Por: Patricia Fachin, em IHU On-Line

A pesquisa sobre os indicadores de saúde sexual e reprodutiva de adolescentes entre 10 e 19 anos do Rio Grande do Sul, realizada a partir de uma parceria do PPG Enfermagem da Universidade do Vale do Rio dos Sinos – Unisinos com a Secretaria Estadual da Saúde/RS desde 2015, demonstra, de um lado, que “a gravidez na adolescência está diminuindo no estado” e a média de jovens grávidas está abaixo da média nacional, mas, de outro, a gravidez decorrente de violência sexual ainda é um problema a ser enfrentado, já que 70% das notificações de gravidez decorrente de violência sexual envolvem crianças e adolescentes. “Nossa pesquisa confirmou a face perversa já conhecida dessa realidade dos crimes sexuais: elas são abusadas no lar, por conhecidos (30%), pai e ou padrasto (29%), e os ‘parceiros afetivos’ foram apontados em 7% dos casos”, afirma Rosangela Barbiani, coordenadora do estudo.
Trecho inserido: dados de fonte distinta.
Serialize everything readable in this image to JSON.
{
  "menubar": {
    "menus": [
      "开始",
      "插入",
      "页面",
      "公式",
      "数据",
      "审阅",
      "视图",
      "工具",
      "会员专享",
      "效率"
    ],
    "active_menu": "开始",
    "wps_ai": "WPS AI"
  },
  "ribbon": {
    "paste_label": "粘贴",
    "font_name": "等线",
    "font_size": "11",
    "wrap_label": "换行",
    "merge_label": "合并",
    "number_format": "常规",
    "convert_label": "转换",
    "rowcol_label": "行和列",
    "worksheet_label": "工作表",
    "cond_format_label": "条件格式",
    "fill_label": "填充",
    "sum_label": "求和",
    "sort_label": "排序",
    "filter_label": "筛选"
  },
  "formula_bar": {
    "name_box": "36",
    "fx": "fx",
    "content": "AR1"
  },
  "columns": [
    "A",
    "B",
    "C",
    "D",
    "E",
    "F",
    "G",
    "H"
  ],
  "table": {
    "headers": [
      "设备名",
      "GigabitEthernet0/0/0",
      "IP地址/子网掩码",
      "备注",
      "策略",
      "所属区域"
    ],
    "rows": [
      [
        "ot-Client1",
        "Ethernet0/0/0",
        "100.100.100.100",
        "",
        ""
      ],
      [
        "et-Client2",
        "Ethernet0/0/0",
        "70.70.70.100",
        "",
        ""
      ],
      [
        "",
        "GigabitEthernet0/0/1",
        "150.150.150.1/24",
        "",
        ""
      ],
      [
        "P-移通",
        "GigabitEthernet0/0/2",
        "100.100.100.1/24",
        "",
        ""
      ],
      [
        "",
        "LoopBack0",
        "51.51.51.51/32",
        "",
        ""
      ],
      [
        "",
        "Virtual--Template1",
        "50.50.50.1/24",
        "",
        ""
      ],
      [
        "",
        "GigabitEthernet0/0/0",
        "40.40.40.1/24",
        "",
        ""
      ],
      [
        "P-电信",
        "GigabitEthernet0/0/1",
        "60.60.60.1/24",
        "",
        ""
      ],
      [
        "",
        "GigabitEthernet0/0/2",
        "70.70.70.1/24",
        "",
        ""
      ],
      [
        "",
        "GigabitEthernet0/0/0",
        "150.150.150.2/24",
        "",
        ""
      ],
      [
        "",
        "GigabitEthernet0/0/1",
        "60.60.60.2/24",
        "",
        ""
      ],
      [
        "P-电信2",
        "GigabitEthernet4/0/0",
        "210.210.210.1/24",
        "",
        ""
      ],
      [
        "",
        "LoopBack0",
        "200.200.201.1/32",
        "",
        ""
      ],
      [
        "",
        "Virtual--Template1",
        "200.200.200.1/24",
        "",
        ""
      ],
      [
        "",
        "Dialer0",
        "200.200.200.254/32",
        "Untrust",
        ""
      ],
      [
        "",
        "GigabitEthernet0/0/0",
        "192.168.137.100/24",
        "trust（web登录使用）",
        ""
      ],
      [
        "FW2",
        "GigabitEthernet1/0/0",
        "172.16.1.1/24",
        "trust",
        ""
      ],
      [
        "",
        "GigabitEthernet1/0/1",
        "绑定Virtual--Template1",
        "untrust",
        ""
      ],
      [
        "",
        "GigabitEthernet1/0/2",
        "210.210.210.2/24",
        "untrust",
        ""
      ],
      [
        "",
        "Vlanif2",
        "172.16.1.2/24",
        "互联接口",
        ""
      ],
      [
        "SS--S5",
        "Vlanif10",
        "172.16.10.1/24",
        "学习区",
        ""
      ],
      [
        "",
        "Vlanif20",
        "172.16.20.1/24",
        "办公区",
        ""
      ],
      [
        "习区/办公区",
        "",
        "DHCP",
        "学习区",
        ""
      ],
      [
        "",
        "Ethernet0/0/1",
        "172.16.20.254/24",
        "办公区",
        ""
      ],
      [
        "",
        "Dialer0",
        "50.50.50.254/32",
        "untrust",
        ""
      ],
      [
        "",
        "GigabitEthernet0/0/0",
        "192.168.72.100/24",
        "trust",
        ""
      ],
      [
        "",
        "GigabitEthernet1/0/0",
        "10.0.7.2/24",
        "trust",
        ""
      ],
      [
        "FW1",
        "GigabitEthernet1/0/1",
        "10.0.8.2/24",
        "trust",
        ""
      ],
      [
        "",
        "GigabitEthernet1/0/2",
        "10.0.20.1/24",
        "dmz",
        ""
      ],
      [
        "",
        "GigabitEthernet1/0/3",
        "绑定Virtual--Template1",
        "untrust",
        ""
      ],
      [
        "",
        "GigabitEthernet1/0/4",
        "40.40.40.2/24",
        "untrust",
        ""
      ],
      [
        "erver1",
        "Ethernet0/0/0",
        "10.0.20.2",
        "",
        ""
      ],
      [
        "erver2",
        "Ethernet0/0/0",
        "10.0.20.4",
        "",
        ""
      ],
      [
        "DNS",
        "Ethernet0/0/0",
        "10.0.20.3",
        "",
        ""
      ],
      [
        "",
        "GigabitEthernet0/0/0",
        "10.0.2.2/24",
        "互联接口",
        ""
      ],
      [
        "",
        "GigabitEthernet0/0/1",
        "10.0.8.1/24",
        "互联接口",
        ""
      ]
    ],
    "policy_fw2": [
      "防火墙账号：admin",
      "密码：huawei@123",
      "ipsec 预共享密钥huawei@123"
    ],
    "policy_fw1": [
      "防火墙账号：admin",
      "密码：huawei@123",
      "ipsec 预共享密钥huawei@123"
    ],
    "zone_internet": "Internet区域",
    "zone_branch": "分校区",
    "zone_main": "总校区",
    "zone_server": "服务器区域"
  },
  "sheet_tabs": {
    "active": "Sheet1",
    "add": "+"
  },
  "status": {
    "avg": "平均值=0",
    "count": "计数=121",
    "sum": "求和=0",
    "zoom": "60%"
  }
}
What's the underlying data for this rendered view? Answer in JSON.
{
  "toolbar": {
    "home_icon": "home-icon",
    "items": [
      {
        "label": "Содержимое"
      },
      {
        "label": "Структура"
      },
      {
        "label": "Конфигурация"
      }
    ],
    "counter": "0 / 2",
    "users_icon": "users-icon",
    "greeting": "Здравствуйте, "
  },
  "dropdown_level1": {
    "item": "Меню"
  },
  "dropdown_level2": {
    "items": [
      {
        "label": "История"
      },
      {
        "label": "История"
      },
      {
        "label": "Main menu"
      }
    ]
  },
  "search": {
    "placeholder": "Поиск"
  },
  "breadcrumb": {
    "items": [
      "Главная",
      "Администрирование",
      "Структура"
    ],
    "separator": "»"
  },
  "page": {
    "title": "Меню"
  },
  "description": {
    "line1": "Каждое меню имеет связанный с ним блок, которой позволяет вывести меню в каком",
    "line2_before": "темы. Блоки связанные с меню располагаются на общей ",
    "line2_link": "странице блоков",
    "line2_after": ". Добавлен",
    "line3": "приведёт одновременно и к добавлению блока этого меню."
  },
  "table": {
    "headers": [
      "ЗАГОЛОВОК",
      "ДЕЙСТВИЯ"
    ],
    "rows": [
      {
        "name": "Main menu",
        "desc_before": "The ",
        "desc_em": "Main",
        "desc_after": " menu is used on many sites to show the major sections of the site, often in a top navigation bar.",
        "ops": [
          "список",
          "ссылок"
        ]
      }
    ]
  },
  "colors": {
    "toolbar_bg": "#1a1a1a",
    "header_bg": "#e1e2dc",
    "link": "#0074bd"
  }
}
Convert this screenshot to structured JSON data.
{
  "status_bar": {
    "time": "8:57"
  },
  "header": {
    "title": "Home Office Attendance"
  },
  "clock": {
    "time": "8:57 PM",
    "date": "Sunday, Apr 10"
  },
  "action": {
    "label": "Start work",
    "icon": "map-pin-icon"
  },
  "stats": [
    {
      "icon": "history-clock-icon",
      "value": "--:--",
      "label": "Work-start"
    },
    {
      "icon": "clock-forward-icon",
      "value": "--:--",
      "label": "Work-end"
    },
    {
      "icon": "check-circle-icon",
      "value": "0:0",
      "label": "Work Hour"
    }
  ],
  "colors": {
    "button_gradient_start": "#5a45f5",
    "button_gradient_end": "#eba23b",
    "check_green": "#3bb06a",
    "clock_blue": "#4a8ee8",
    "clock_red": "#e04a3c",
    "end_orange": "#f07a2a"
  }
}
De acordo com a pesquisadora, “essas características impedem a visibilidade pública do fenômeno e dificulta, também, o acesso aos serviços de saúde. Na maioria dos casos, tratava-se de violência de repetição, ou seja, a violência causada contra elas não foi ocasional ou episódica, mas apenas mais uma ocorrência dos repetidos abusos, o que nos leva a inferir que a violência poderia estar sendo perpetrada desde a infância”.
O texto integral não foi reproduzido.